Targeted detection of Dehalococcoides mccartyi microbial protein biomarkers as indicators of reductive dechlorination activity in contaminated groundwater.

机构信息

Chemical Sciences Division, Oak Ridge National Laboratory, Oak Ridge, Tennessee, 37831, United States.

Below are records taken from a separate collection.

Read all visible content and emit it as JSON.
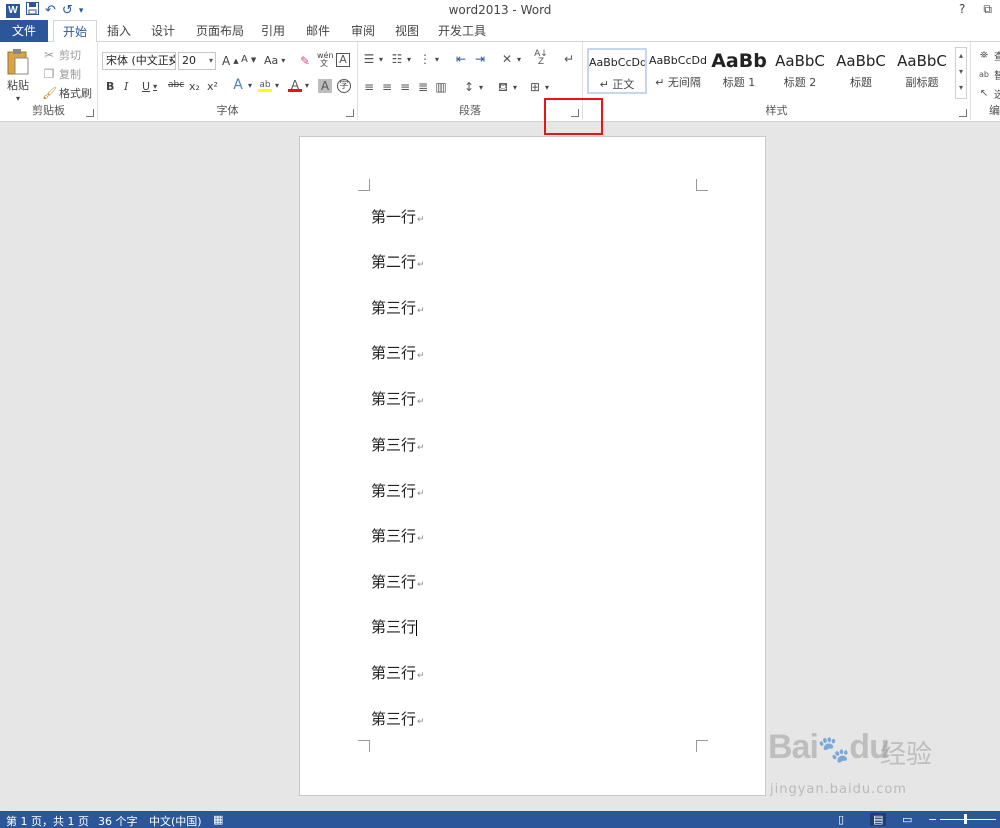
{
  "window": {
    "title": "word2013 - Word",
    "help": "?",
    "restore": "⧉"
  },
  "qat": {
    "logo": "W",
    "save": "save-icon",
    "undo": "↶",
    "redo": "↺"
  },
  "tabs": [
    "文件",
    "开始",
    "插入",
    "设计",
    "页面布局",
    "引用",
    "邮件",
    "审阅",
    "视图",
    "开发工具"
  ],
  "clipboard": {
    "paste": "粘贴",
    "cut": "剪切",
    "copy": "复制",
    "format_painter": "格式刷",
    "label": "剪贴板"
  },
  "font": {
    "name": "宋体 (中文正文",
    "size": "20",
    "label": "字体",
    "bold": "B",
    "italic": "I",
    "underline": "U",
    "strike": "abc",
    "sub": "x₂",
    "sup": "x²",
    "grow": "A",
    "shrink": "A",
    "case": "Aa",
    "phonetic": "wén 文"
  },
  "paragraph": {
    "label": "段落"
  },
  "styles": {
    "label": "样式",
    "items": [
      {
        "sample": "AaBbCcDd",
        "name": "↵ 正文"
      },
      {
        "sample": "AaBbCcDd",
        "name": "↵ 无间隔"
      },
      {
        "sample": "AaBb",
        "name": "标题 1"
      },
      {
        "sample": "AaBbC",
        "name": "标题 2"
      },
      {
        "sample": "AaBbC",
        "name": "标题"
      },
      {
        "sample": "AaBbC",
        "name": "副标题"
      }
    ]
  },
  "editing": {
    "find": "查",
    "replace": "替",
    "select": "选",
    "label": "编"
  },
  "document": {
    "lines": [
      "第一行",
      "第二行",
      "第三行",
      "第三行",
      "第三行",
      "第三行",
      "第三行",
      "第三行",
      "第三行",
      "第三行",
      "第三行",
      "第三行"
    ],
    "para_mark": "↵"
  },
  "statusbar": {
    "page": "第 1 页，共 1 页",
    "words": "36 个字",
    "language": "中文(中国)"
  },
  "watermark": {
    "brand": "Bai",
    "brand2": "du",
    "cn": "经验",
    "url": "jingyan.baidu.com"
  }
}
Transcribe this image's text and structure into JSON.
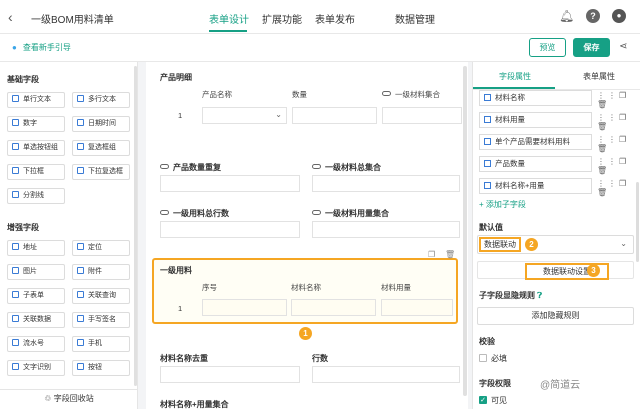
{
  "header": {
    "back_icon": "chevron-left-icon",
    "title": "一级BOM用料清单",
    "tabs": [
      "表单设计",
      "扩展功能",
      "表单发布",
      "数据管理"
    ]
  },
  "toolbar": {
    "guide": "查看新手引导",
    "preview": "预览",
    "save": "保存"
  },
  "left": {
    "basic_title": "基础字段",
    "basic": [
      "单行文本",
      "多行文本",
      "数字",
      "日期时间",
      "单选按钮组",
      "复选框组",
      "下拉框",
      "下拉复选框",
      "分割线"
    ],
    "enhanced_title": "增强字段",
    "enhanced": [
      "地址",
      "定位",
      "图片",
      "附件",
      "子表单",
      "关联查询",
      "关联数据",
      "手写签名",
      "流水号",
      "手机",
      "文字识别",
      "按钮"
    ],
    "recycle": "字段回收站"
  },
  "canvas": {
    "product_detail": "产品明细",
    "product_cols": [
      "产品名称",
      "数量",
      "一级材料集合"
    ],
    "row1": "1",
    "qty_repeat": "产品数量重复",
    "level1_total": "一级材料总集合",
    "level1_rows": "一级用料总行数",
    "level1_qty_set": "一级材料用量集合",
    "subtable_title": "一级用料",
    "sub_cols": [
      "序号",
      "材料名称",
      "材料用量"
    ],
    "badge1": "1",
    "name_dedup": "材料名称去重",
    "row_count": "行数",
    "name_qty_set": "材料名称+用量集合"
  },
  "right": {
    "tab_field": "字段属性",
    "tab_form": "表单属性",
    "sub_fields": [
      "材料名称",
      "材料用量",
      "单个产品需要材料用料",
      "产品数量",
      "材料名称+用量"
    ],
    "add_sub": "+ 添加子字段",
    "default_title": "默认值",
    "default_value": "数据联动",
    "badge2": "2",
    "linkage_setting": "数据联动设置",
    "badge3": "3",
    "hide_rule_title": "子字段显隐规则",
    "add_hide_rule": "添加隐藏规则",
    "validate_title": "校验",
    "required": "必填",
    "perm_title": "字段权限",
    "visible": "可见"
  },
  "watermark": "@简道云",
  "colors": {
    "accent": "#16a085",
    "highlight": "#f5a623"
  }
}
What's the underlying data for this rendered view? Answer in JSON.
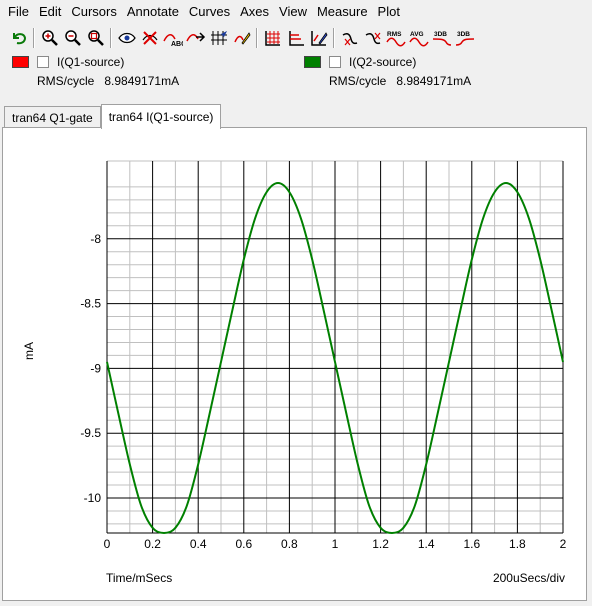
{
  "menu": [
    "File",
    "Edit",
    "Cursors",
    "Annotate",
    "Curves",
    "Axes",
    "View",
    "Measure",
    "Plot"
  ],
  "toolbar": {
    "labels": {
      "rms": "RMS",
      "avg": "AVG",
      "db1": "3DB",
      "db2": "3DB"
    }
  },
  "legend": [
    {
      "name": "I(Q1-source)",
      "color": "#ff0000",
      "checked": false,
      "rms_label": "RMS/cycle",
      "rms_value": "8.9849171mA"
    },
    {
      "name": "I(Q2-source)",
      "color": "#008000",
      "checked": false,
      "rms_label": "RMS/cycle",
      "rms_value": "8.9849171mA"
    }
  ],
  "tabs": [
    {
      "label": "tran64 Q1-gate",
      "active": false
    },
    {
      "label": "tran64 I(Q1-source)",
      "active": true
    }
  ],
  "plot": {
    "ylabel": "mA",
    "xlabel": "Time/mSecs",
    "xdiv": "200uSecs/div",
    "x_tick_labels": [
      "0",
      "0.2",
      "0.4",
      "0.6",
      "0.8",
      "1",
      "1.2",
      "1.4",
      "1.6",
      "1.8",
      "2"
    ],
    "y_tick_labels": [
      "-8",
      "-8.5",
      "-9",
      "-9.5",
      "-10"
    ]
  },
  "chart_data": {
    "type": "line",
    "xlabel": "Time/mSecs",
    "ylabel": "mA",
    "xlim": [
      0,
      2
    ],
    "ylim": [
      -10.27,
      -7.4
    ],
    "xticks": [
      0,
      0.2,
      0.4,
      0.6,
      0.8,
      1,
      1.2,
      1.4,
      1.6,
      1.8,
      2
    ],
    "yticks": [
      -8,
      -8.5,
      -9,
      -9.5,
      -10
    ],
    "grid": true,
    "series": [
      {
        "name": "I(Q2-source)",
        "color": "#008000",
        "x": [
          0,
          0.05,
          0.1,
          0.15,
          0.2,
          0.25,
          0.3,
          0.35,
          0.4,
          0.45,
          0.5,
          0.55,
          0.6,
          0.65,
          0.7,
          0.75,
          0.8,
          0.85,
          0.9,
          0.95,
          1.0,
          1.05,
          1.1,
          1.15,
          1.2,
          1.25,
          1.3,
          1.35,
          1.4,
          1.45,
          1.5,
          1.55,
          1.6,
          1.65,
          1.7,
          1.75,
          1.8,
          1.85,
          1.9,
          1.95,
          2.0
        ],
        "y": [
          -8.95,
          -9.35,
          -9.74,
          -10.06,
          -10.23,
          -10.27,
          -10.23,
          -10.06,
          -9.74,
          -9.35,
          -8.95,
          -8.55,
          -8.16,
          -7.84,
          -7.64,
          -7.57,
          -7.64,
          -7.84,
          -8.16,
          -8.55,
          -8.95,
          -9.35,
          -9.74,
          -10.06,
          -10.23,
          -10.27,
          -10.23,
          -10.06,
          -9.74,
          -9.35,
          -8.95,
          -8.55,
          -8.16,
          -7.84,
          -7.64,
          -7.57,
          -7.64,
          -7.84,
          -8.16,
          -8.55,
          -8.95
        ]
      }
    ]
  }
}
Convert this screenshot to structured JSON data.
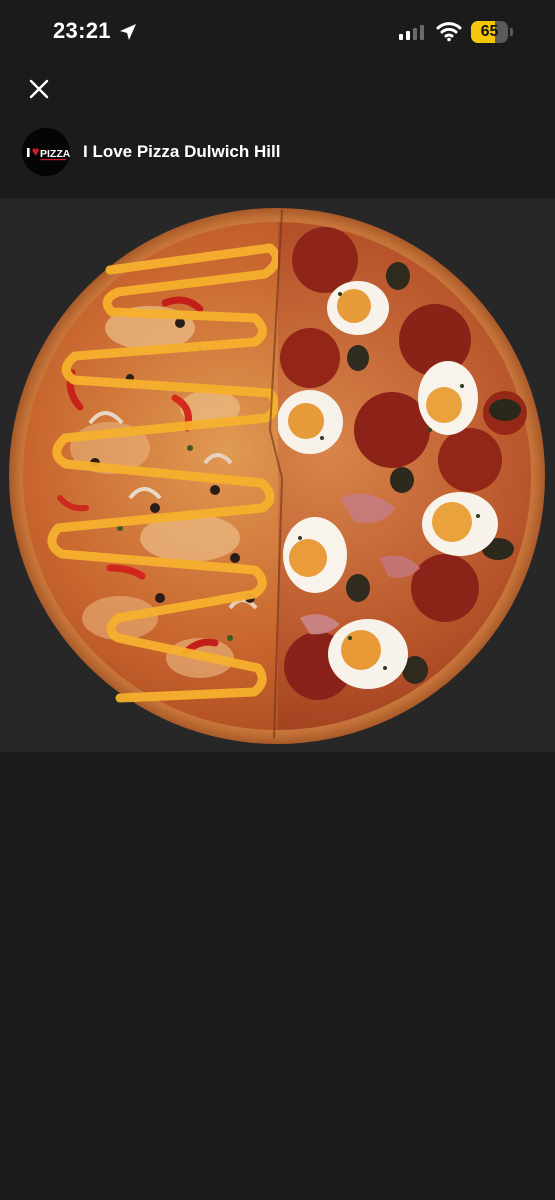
{
  "status_bar": {
    "time": "23:21",
    "battery_level": "65",
    "battery_fraction": 0.65,
    "icons": [
      "location-arrow-icon",
      "cellular-signal-icon",
      "wifi-icon",
      "battery-icon"
    ]
  },
  "header": {
    "close_icon": "close-icon",
    "store_name": "I Love Pizza Dulwich Hill",
    "avatar": {
      "logo_text": "I PIZZA",
      "accent_color": "#d51a25"
    }
  },
  "media": {
    "kind": "photo",
    "subject": "half-and-half pizza",
    "background_color": "#272727"
  },
  "colors": {
    "background": "#1b1b1b",
    "text": "#ffffff",
    "battery": "#f4c70b"
  }
}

Department of Genome Science and Technology, University of Tennessee, Knoxville, Tennessee, 37996, United States.

出版信息

Sci Rep. 2019 Jul 22;9(1):10604. doi: 10.1038/s41598-019-46901-6.

Abstract

Dehalococcoides mccartyi (Dhc) bacterial strains expressing active reductive dehalogenase (RDase) enzymes play key roles in the transformation and detoxification of chlorinated pollutants, including chlorinated ethenes. Site monitoring regimes traditionally rely on qPCR to assess the presence of Dhc biomarker genes; however, this technique alone cannot directly inform about dechlorination activity. To supplement gene-centric approaches and provide a more reliable proxy for dechlorination activity, we sought to demonstrate a targeted proteomics approach that can characterize Dhc mediated dechlorination in groundwater contaminated with chlorinated ethenes. Targeted peptide selection was conducted in axenic cultures of Dhc strains 195, FL2, and BAV1. These experiments yielded 37 peptides from housekeeping and structural proteins (i.e., GroEL, EF-TU, rpL7/L2 and the S-layer), as well as proteins involved in the reductive dechlorination activity (i.e., FdhA, TceA, and BvcA). The application of targeted proteomics to a defined bacterial consortium and contaminated groundwater samples resulted in the detection of FdhA peptides, which revealed active dechlorination with Dhc strain-level resolution, and the detection of RDases peptides indicating specific reductive dechlorination steps. The results presented here show that targeted proteomics can be applied to groundwater samples and provide protein level information about Dhc dechlorination activity.

摘要

表达活性还原脱卤酶 (RDase) 酶的 Dehalococcoides mccartyi (Dhc) 细菌菌株在转化和解毒氯化污染物方面发挥着关键作用,包括氯化烯烃。传统的现场监测方案依赖于 qPCR 来评估 Dhc 生物标志物基因的存在;然而,仅靠这项技术无法直接了解脱卤活性。为了补充基于基因的方法,并提供更可靠的脱卤活性替代物,我们试图展示一种靶向蛋白质组学方法,该方法可以表征受污染地下水的氯化烯烃污染的 Dhc 介导的脱卤作用。在 Dhc 菌株 195、FL2 和 BAV1 的无菌培养物中进行了靶向肽选择。这些实验从管家和结构蛋白(即 GroEL、EF-TU、rpL7/L2 和 S-层)以及参与还原脱卤活性的蛋白质(即 FdhA、TceA 和 BvcA)中产生了 37 个肽。靶向蛋白质组学在定义明确的细菌联合体和受污染地下水样本中的应用导致了 FdhA 肽的检测,这揭示了 Dhc 菌株水平分辨率下的活性脱卤作用,以及 RDases 肽的检测表明了特定的还原脱卤步骤。这里呈现的结果表明,靶向蛋白质组学可以应用于地下水样本,并提供 Dhc 脱卤活性的蛋白质水平信息。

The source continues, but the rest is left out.